The usual example of a declaration against proprietary interest is a statement made by someone in possession of property in which he admits that his interest, if any, is something less than ownership. A person in possession is presumed to be owner, and the statement is against interest because it tends to rebut this presumption.”

 

[5] Mr Schickerling submitted that the statements were made against the interests of the deceased because they related to the granting of an option to defendant to purchase deceased’s immovable property. In Van Pletsen v Henning 1913 AD 82 at 98 it was stated that “an option is an offer to sell, which remains open during the stipulated period”. Considering the nature of an option it is clear that in this case the option is an offer by the deceased to the defendant to sell the farm at R122 per hectare at the expiration of the lease agreement and to keep this offer open until then. This statement is clearly not against the deceased’s pecuniary interest. Furthermore, in my view the deceased is not admitting in any way that his interest in the property is anything less than ownership. On the contrary, his statement rather tends to assert his interest to be that of ownership.

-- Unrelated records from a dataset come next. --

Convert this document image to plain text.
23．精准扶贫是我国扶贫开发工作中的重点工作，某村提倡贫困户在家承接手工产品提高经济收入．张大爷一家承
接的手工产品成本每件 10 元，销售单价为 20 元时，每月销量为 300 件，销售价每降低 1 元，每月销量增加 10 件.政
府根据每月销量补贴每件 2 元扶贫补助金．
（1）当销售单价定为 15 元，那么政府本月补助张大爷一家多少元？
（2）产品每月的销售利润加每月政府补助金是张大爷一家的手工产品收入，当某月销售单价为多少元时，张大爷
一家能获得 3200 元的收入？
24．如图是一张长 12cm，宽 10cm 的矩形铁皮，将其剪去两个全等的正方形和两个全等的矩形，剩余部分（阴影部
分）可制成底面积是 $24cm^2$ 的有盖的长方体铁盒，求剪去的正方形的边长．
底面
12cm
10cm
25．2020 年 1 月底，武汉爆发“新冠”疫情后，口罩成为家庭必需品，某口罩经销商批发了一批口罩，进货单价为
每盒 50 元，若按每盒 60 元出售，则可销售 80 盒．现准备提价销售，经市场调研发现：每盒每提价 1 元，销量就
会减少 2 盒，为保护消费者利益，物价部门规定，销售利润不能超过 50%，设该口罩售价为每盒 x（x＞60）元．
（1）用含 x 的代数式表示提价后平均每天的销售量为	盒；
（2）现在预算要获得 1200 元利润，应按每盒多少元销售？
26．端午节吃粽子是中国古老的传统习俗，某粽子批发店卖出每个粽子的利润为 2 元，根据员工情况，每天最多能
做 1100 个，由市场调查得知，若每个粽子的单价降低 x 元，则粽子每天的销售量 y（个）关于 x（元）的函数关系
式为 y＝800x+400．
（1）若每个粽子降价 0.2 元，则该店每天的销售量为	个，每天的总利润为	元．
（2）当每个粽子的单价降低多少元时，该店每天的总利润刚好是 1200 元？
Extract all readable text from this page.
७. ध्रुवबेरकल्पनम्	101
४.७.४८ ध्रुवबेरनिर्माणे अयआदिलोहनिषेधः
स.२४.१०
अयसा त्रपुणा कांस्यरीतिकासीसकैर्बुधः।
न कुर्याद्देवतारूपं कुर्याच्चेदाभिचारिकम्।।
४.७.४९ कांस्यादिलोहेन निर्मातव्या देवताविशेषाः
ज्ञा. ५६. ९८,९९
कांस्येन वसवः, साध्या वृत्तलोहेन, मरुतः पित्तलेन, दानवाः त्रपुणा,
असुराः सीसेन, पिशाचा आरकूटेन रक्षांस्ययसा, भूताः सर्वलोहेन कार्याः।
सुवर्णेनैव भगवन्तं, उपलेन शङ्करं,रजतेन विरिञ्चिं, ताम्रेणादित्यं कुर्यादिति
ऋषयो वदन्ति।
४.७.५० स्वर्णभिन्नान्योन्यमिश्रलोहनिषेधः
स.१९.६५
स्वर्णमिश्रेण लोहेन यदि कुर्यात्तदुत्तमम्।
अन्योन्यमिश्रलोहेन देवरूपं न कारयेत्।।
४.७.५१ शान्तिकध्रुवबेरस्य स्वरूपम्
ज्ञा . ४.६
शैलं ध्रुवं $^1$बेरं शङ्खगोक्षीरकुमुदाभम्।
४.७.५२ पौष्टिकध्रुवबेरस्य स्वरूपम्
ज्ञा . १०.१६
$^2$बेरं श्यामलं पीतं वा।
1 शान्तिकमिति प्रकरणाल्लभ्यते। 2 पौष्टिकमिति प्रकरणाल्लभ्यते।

In this regard I bear in mind that in Coward v Motor Insurers Bureau [1963] 1 QB 259, [1962] 1 All ER 531 (at 270, 536) it was said that a statement is considered to be against a person’s interest if it is –

 

prima facie against his interest, that is to say, the natural meaning of the entry standing alone must be against the interest of the man who made it.”

 

[6] The result is that I uphold the objection raised by the defendant.